The Five Colleges (Amherst, Mass.) professor of peace and world security examines US arms programs over the past 20 years, and how they actually performed in a number of key countries and regions. The United States is the world's leading supplier of arms and military services, and arms transfers are an increasingly important instrument of US foreign policy. The impact, however, has been to alter irrevocably the world political-military environment, transforming many once-powerless third-world nations into major military contenders. The arms trade is rapidly slipping out of control, the author says, as sales rise and the number of clients proliferate. A more prudent policy framework is proposed. The Trouble With America, by Michael Crozier. Foreword by David Riesman.
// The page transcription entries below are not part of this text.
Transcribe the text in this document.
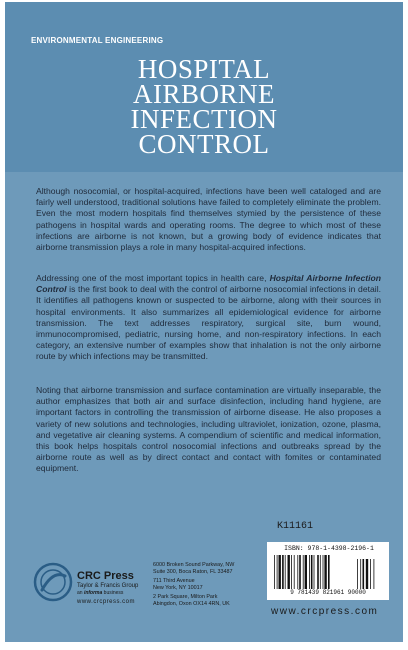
ENVIRONMENTAL ENGINEERING
HOSPITAL
AIRBORNE
INFECTION
CONTROL
Although nosocomial, or hospital-acquired, infections have been well cataloged and are fairly well understood, traditional solutions have failed to completely eliminate the problem. Even the most modern hospitals find themselves stymied by the persistence of these pathogens in hospital wards and operating rooms. The degree to which most of these infections are airborne is not known, but a growing body of evidence indicates that airborne transmission plays a role in many hospital-acquired infections.
Addressing one of the most important topics in health care, Hospital Airborne Infection Control is the first book to deal with the control of airborne nosocomial infections in detail. It identifies all pathogens known or suspected to be airborne, along with their sources in hospital environments. It also summarizes all epidemiological evidence for airborne transmission. The text addresses respiratory, surgical site, burn wound, immunocompromised, pediatric, nursing home, and non-respiratory infections. In each category, an extensive number of examples show that inhalation is not the only airborne route by which infections may be transmitted.
Noting that airborne transmission and surface contamination are virtually inseparable, the author emphasizes that both air and surface disinfection, including hand hygiene, are important factors in controlling the transmission of airborne disease. He also proposes a variety of new solutions and technologies, including ultraviolet, ionization, ozone, plasma, and vegetative air cleaning systems. A compendium of scientific and medical information, this book helps hospitals control nosocomial infections and outbreaks spread by the airborne route as well as by direct contact and contact with fomites or contaminated equipment.
K11161
ISBN: 978-1-4398-2196-1
9 781439 821961 90000
www.crcpress.com
CRC Press
Taylor & Francis Group
an informa business
www.crcpress.com
6000 Broken Sound Parkway, NW
Suite 300, Boca Raton, FL 33487
711 Third Avenue
New York, NY 10017
2 Park Square, Milton Park
Abingdon, Oxon OX14 4RN, UK
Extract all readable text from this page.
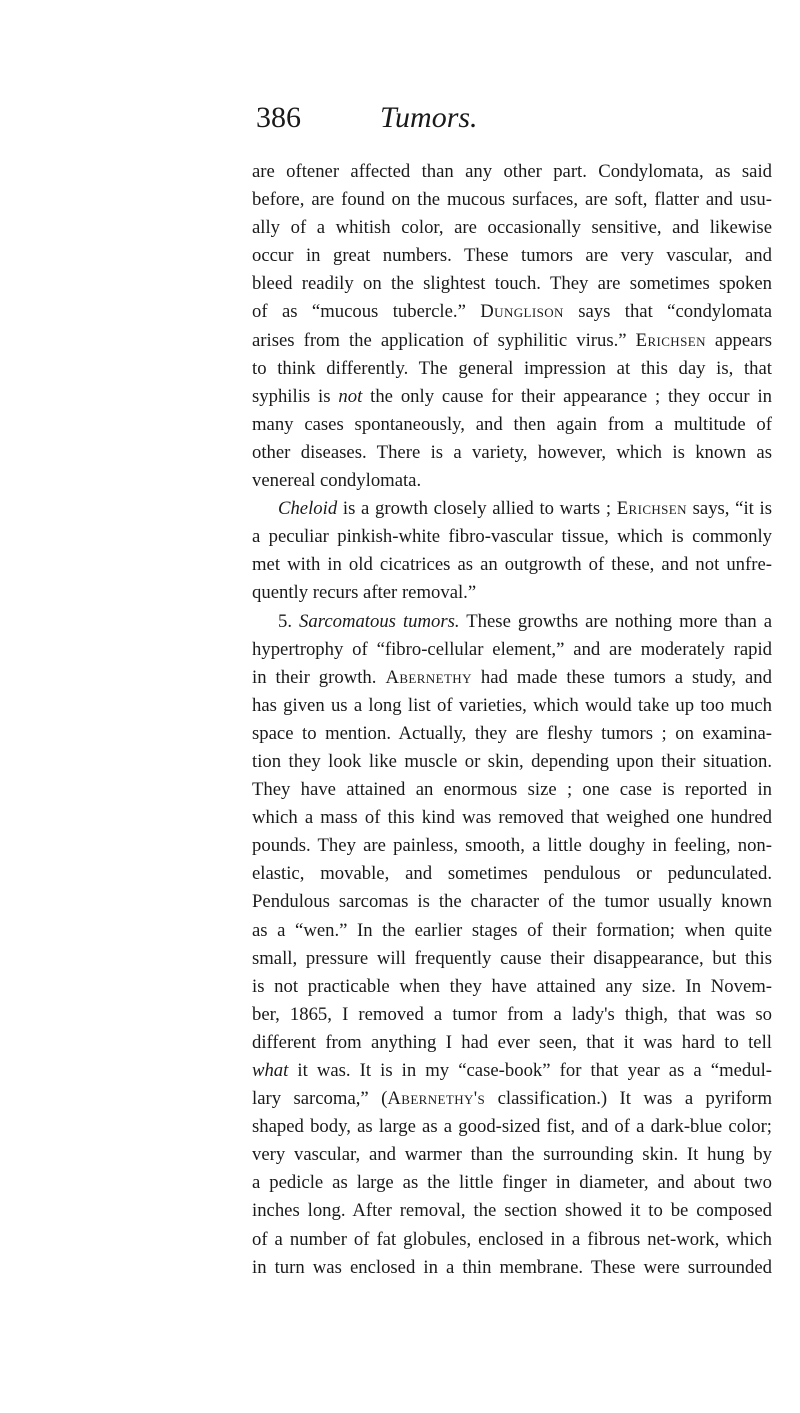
386	Tumors.
are oftener affected than any other part. Condylomata, as said
before, are found on the mucous surfaces, are soft, flatter and usu-
ally of a whitish color, are occasionally sensitive, and likewise
occur in great numbers. These tumors are very vascular, and
bleed readily on the slightest touch. They are sometimes spoken
of as “mucous tubercle.” Dunglison says that “condylomata
arises from the application of syphilitic virus.” Erichsen appears
to think differently. The general impression at this day is, that
syphilis is not the only cause for their appearance ; they occur in
many cases spontaneously, and then again from a multitude of
other diseases. There is a variety, however, which is known as
venereal condylomata.
Cheloid is a growth closely allied to warts ; Erichsen says, “it is
a peculiar pinkish-white fibro-vascular tissue, which is commonly
met with in old cicatrices as an outgrowth of these, and not unfre-
quently recurs after removal.”
5. Sarcomatous tumors. These growths are nothing more than a
hypertrophy of “fibro-cellular element,” and are moderately rapid
in their growth. Abernethy had made these tumors a study, and
has given us a long list of varieties, which would take up too much
space to mention. Actually, they are fleshy tumors ; on examina-
tion they look like muscle or skin, depending upon their situation.
They have attained an enormous size ; one case is reported in
which a mass of this kind was removed that weighed one hundred
pounds. They are painless, smooth, a little doughy in feeling, non-
elastic, movable, and sometimes pendulous or pedunculated.
Pendulous sarcomas is the character of the tumor usually known
as a “wen.” In the earlier stages of their formation; when quite
small, pressure will frequently cause their disappearance, but this
is not practicable when they have attained any size. In Novem-
ber, 1865, I removed a tumor from a lady's thigh, that was so
different from anything I had ever seen, that it was hard to tell
what it was. It is in my “case-book” for that year as a “medul-
lary sarcoma,” (Abernethy's classification.) It was a pyriform
shaped body, as large as a good-sized fist, and of a dark-blue color;
very vascular, and warmer than the surrounding skin. It hung by
a pedicle as large as the little finger in diameter, and about two
inches long. After removal, the section showed it to be composed
of a number of fat globules, enclosed in a fibrous net-work, which
in turn was enclosed in a thin membrane. These were surrounded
Berkeley, Calif.: University of California Press. 156 pp. $16.95.
These insights from the de Tocqueville of our times are astute. Crozier, a Parisian who had taught at Harvard, Berkeley, and Michigan, revisited the US in 1980 and found faded dreams and empty rhetoric, demoralizad young people, a trend to a public-relations dictatorship, ``unquestionably underinformed and misinformed'' citizens, a drift to trivia and spectacular immediacy, and too much emphasis on action at the expense of thought.
He insists that the US has no other course than to invest in knowledge and understanding, and the institutions that make this possible.
Michael Marien has his PhD in interdisciplinary social science and is the founding editor of Future Survey, the monthly of the World Future Society in Bethesda, Md.